Efficiency of the system

Features of the respiratory system of birds allow you to get the amount of oxygen needed for the cells of the body. A great advantage is the unidirectional nature and structure of the bronchi. Here, air capillaries have a larger total surface area than, for example, in mammals. The more this figure is, the more oxygen and carbon dioxide can circulate in the blood and tissues, which provides more efficient breathing.

Structure and anatomy of air sacs

The bird has several sets of air tanks, including the caudal thoracic and caudal. The cranial structure includes cervical, clavic and cranial thoracic sacs. Their contraction or expansion occurs when the part of the body in which they are located changes. The size of the cavity is controlled by the movement of the muscles. The largest capacity for air is located inside the peritoneal wall and surrounds the organs located in it. In an active state, for example, during a flight, the bird needs more oxygen. The ability to squeeze and expand the body cavities allows you not only to speed up more air through the lungs, but also to facilitate the weight of the feathered creature.

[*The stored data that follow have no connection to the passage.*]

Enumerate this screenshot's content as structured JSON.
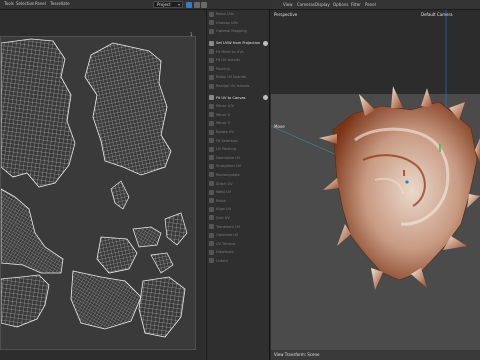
{
  "menubar": {
    "items": [
      "Tools",
      "Selection",
      "Panel",
      "Tessellate"
    ],
    "project_select": "Project"
  },
  "uv_editor": {
    "corner_label": "1"
  },
  "commands": [
    {
      "label": "Relax UVs",
      "active": false
    },
    {
      "label": "Unwrap UVs",
      "active": false
    },
    {
      "label": "Optimal Mapping",
      "active": false
    },
    {
      "label": "Set UVW from Projection",
      "active": true,
      "gear": true
    },
    {
      "label": "Fit Mesh to UVs",
      "active": false
    },
    {
      "label": "Fit UV Islands",
      "active": false
    },
    {
      "label": "Packing",
      "active": false
    },
    {
      "label": "Relax UV Islands",
      "active": false
    },
    {
      "label": "Realign UV Islands",
      "active": false
    },
    {
      "label": "Fit UV to Canvas",
      "active": true,
      "gear": true
    },
    {
      "label": "Mirror U/V",
      "active": false
    },
    {
      "label": "Mirror U",
      "active": false
    },
    {
      "label": "Mirror V",
      "active": false
    },
    {
      "label": "Rotate UV",
      "active": false
    },
    {
      "label": "Fit Selection",
      "active": false
    },
    {
      "label": "UV Packing",
      "active": false
    },
    {
      "label": "Normalize UV",
      "active": false
    },
    {
      "label": "Straighten UV",
      "active": false
    },
    {
      "label": "Rectangulate",
      "active": false
    },
    {
      "label": "Stitch UV",
      "active": false
    },
    {
      "label": "Weld UV",
      "active": false
    },
    {
      "label": "Relax",
      "active": false
    },
    {
      "label": "Align UV",
      "active": false
    },
    {
      "label": "Grid UV",
      "active": false
    },
    {
      "label": "Transform UV",
      "active": false
    },
    {
      "label": "Optimize UV",
      "active": false
    },
    {
      "label": "UV Terrace",
      "active": false
    },
    {
      "label": "Distribute",
      "active": false
    },
    {
      "label": "Unfold",
      "active": false
    }
  ],
  "viewport": {
    "menu": [
      "View",
      "Cameras",
      "Display",
      "Options",
      "Filter",
      "Panel"
    ],
    "view_name": "Perspective",
    "camera_name": "Default Camera",
    "axis_label": "Move",
    "status": "View Transform: Scene"
  },
  "colors": {
    "accent": "#2a7fd0",
    "shell_light": "#e6d2c4",
    "shell_rust": "#8b2e10"
  }
}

During the flight, the rapid movement of the wings creates an atmospheric flow that fills the air sacs. Muscles of the abdominal press are largely responsible for the process, being in a calm state. The respiratory system of birds differs both structurally and functionally from that inherent in mammals. Birds have lungs - small, compact spongy structures formed among the ribs on both sides of the spine in the thoracic cavity. The dense tissues of these winged organs weigh as much as in mammals of equal body weight, but occupy only half the volume. Healthy individuals, as a rule, have light light pink color.

Singing

Functions of the respiratory system of birds are not limited to breathing alone and oxygenation of body cells. This also includes singing, through which there is communication between individuals. Whistling is the sound obtained by the vocal organ located at the base of the tracheal height. As in the case of the larynx of mammals, it is produced by the vibration of air flowing through the organ. This peculiar property allows some species of birds to produce extremely complex vocalizations, right up to the imitation of human speech. Some singing species can produce many different sounds.

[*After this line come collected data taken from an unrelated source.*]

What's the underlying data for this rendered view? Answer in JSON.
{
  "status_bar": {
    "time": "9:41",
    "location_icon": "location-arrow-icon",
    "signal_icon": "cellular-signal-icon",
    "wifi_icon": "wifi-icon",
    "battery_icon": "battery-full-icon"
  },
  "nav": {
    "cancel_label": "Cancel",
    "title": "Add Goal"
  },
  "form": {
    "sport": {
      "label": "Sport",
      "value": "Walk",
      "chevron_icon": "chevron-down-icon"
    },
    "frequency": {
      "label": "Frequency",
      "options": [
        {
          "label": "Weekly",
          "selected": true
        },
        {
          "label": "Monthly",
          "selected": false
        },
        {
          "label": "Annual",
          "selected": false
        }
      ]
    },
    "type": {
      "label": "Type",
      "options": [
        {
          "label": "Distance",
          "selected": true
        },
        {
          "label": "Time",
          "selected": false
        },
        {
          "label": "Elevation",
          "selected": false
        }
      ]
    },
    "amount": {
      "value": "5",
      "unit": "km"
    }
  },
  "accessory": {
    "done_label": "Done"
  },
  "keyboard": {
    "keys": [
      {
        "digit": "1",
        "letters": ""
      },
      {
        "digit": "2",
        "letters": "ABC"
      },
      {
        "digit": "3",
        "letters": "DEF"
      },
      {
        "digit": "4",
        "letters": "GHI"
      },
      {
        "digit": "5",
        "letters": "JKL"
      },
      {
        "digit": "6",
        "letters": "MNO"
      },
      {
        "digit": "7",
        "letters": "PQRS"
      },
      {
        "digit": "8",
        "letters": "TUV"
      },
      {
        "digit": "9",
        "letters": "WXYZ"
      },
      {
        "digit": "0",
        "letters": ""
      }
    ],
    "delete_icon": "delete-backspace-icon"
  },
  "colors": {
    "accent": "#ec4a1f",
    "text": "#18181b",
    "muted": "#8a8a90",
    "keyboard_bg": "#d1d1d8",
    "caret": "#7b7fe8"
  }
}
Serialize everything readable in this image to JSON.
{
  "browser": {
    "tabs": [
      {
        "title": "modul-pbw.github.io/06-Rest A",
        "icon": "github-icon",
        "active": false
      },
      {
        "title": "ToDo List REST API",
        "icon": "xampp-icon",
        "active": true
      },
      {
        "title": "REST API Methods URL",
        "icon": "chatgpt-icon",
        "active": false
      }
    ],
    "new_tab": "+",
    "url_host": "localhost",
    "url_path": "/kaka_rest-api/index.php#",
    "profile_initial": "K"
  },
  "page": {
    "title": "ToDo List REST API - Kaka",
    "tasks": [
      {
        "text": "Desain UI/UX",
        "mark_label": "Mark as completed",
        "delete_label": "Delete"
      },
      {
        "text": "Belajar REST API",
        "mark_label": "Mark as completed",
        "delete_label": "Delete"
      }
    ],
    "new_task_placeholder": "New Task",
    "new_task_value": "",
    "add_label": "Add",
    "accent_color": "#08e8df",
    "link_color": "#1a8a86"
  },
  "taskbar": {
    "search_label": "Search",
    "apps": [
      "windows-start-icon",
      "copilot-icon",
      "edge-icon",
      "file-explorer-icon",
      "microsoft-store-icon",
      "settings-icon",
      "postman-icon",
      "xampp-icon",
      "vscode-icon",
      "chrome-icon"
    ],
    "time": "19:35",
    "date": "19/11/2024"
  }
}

Stages of breathing cycles

The inhaled air passes through two breathing cycles. In their totality they consist of four stages. A series of several interconnected steps maximizes the contact of fresh air with the respiratory surface of the lungs. The process is as follows:

1. Most of the air, inhaled for the first step, passes through the primary bronchi into the rear air blades.
2. The inhaled oxygen moves from the back bags to the lungs. There is a gas exchange.
3. The next time the bird inhales, the oxygen-rich stream moves from the lungs to the front tanks.
4. The second exhale displaces carbon dioxide-enriched air from the anterior sacs through the bronchi and trachea back into the atmosphere.

High oxygen demand

Due to the high rate of metabolism required for flight, there is always a high demand for oxygen. In detail, considering what kind of respiratory system in birds, we can conclude: the features of its device quite help meet this need. Although birds have lungs, they rely heavily on air sacs for ventilation, which make up 15% of the total body volume. At the same time, their walls do not have a good blood supply, so they do not play a direct role in gas exchange. They act as intermediaries for the movement of air through the respiratory system.

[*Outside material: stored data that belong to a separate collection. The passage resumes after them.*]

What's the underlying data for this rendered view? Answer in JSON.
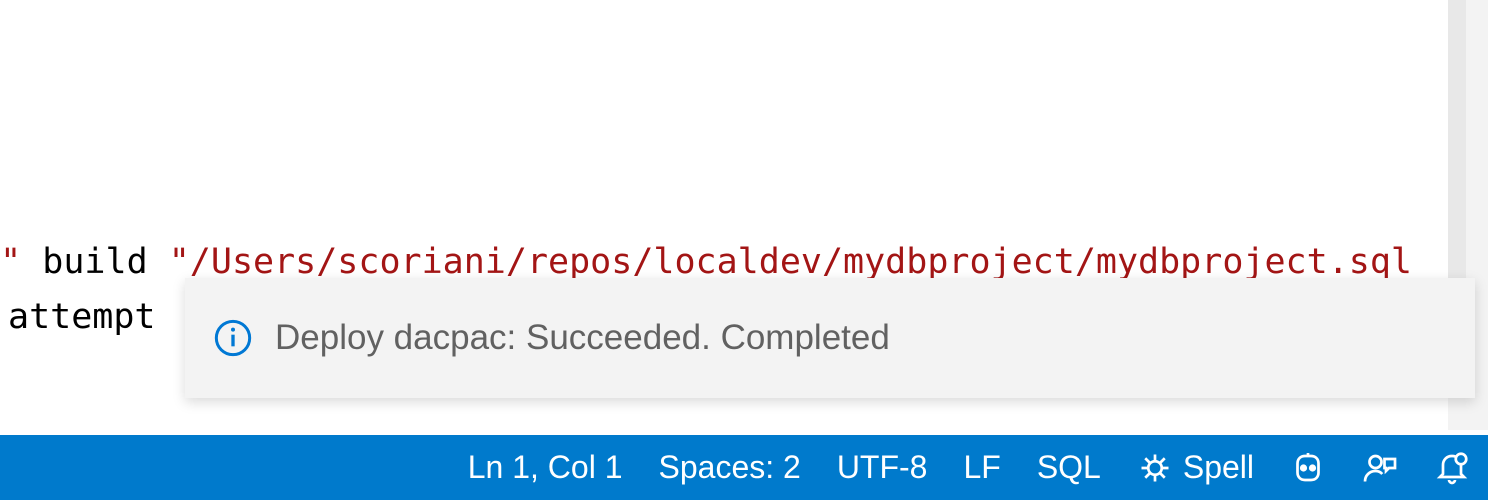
{
  "editor": {
    "line1_part1": "et\"",
    "line1_part2": "  build ",
    "line1_part3": "\"/Users/scoriani/repos/localdev/mydbproject/mydbproject.sql",
    "line2": " attempt"
  },
  "notification": {
    "message": "Deploy dacpac: Succeeded. Completed"
  },
  "statusbar": {
    "cursor": "Ln 1, Col 1",
    "indent": "Spaces: 2",
    "encoding": "UTF-8",
    "eol": "LF",
    "language": "SQL",
    "spell": "Spell"
  }
}
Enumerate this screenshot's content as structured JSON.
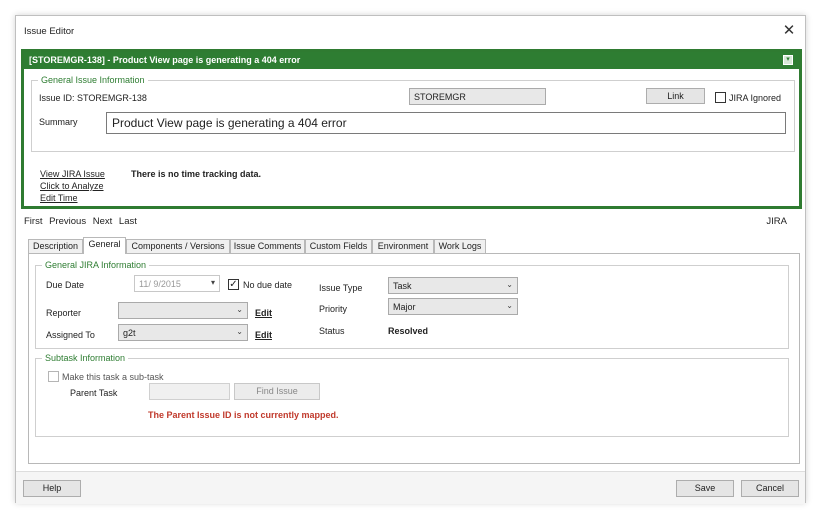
{
  "window": {
    "title": "Issue Editor",
    "close_glyph": "✕"
  },
  "issue_header": {
    "title": "[STOREMGR-138] - Product View page is generating a 404 error",
    "collapse_glyph": "▾"
  },
  "general_issue_info": {
    "legend": "General Issue Information",
    "issue_id_label": "Issue ID: STOREMGR-138",
    "project_value": "STOREMGR",
    "link_button": "Link",
    "jira_ignored_label": "JIRA Ignored",
    "summary_label": "Summary",
    "summary_value": "Product View page is generating a 404 error"
  },
  "links": {
    "view_jira": "View JIRA Issue",
    "click_analyze": "Click to Analyze",
    "edit_time": "Edit Time"
  },
  "time_tracking_text": "There is no time tracking data.",
  "nav": {
    "first": "First",
    "previous": "Previous",
    "next": "Next",
    "last": "Last",
    "right_label": "JIRA"
  },
  "tabs": [
    "Description",
    "General",
    "Components / Versions",
    "Issue Comments",
    "Custom Fields",
    "Environment",
    "Work Logs"
  ],
  "active_tab": "General",
  "general_jira": {
    "legend": "General JIRA Information",
    "due_date_label": "Due Date",
    "due_date_value": "11/  9/2015",
    "no_due_date_label": "No due date",
    "no_due_date_checked": true,
    "reporter_label": "Reporter",
    "reporter_value": "",
    "assigned_label": "Assigned To",
    "assigned_value": "g2t",
    "edit_label": "Edit",
    "issue_type_label": "Issue Type",
    "issue_type_value": "Task",
    "priority_label": "Priority",
    "priority_value": "Major",
    "status_label": "Status",
    "status_value": "Resolved"
  },
  "subtask": {
    "legend": "Subtask Information",
    "make_subtask_label": "Make this task a sub-task",
    "parent_task_label": "Parent Task",
    "parent_task_value": "",
    "find_issue_button": "Find Issue",
    "warning": "The Parent Issue ID is not currently mapped."
  },
  "footer": {
    "help": "Help",
    "save": "Save",
    "cancel": "Cancel"
  },
  "colors": {
    "accent_green": "#2e7d32",
    "warning_red": "#c0392b"
  }
}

The winged do not have a diaphragm. Therefore, instead of regularly expanding and contracting the respiratory organs, as observed in mammals, the active phase in birds is an exhalation that requires muscle contraction. There are various theories about how birds breathe. Many scientists are still studying the process. The peculiarities of the structure of the respiratory system of birds and mammals do not always coincide. These differences allow our winged brethren to have the necessary devices for flying and singing. It is also a necessary adaptation to maintain a high metabolic rate for all flying creatures.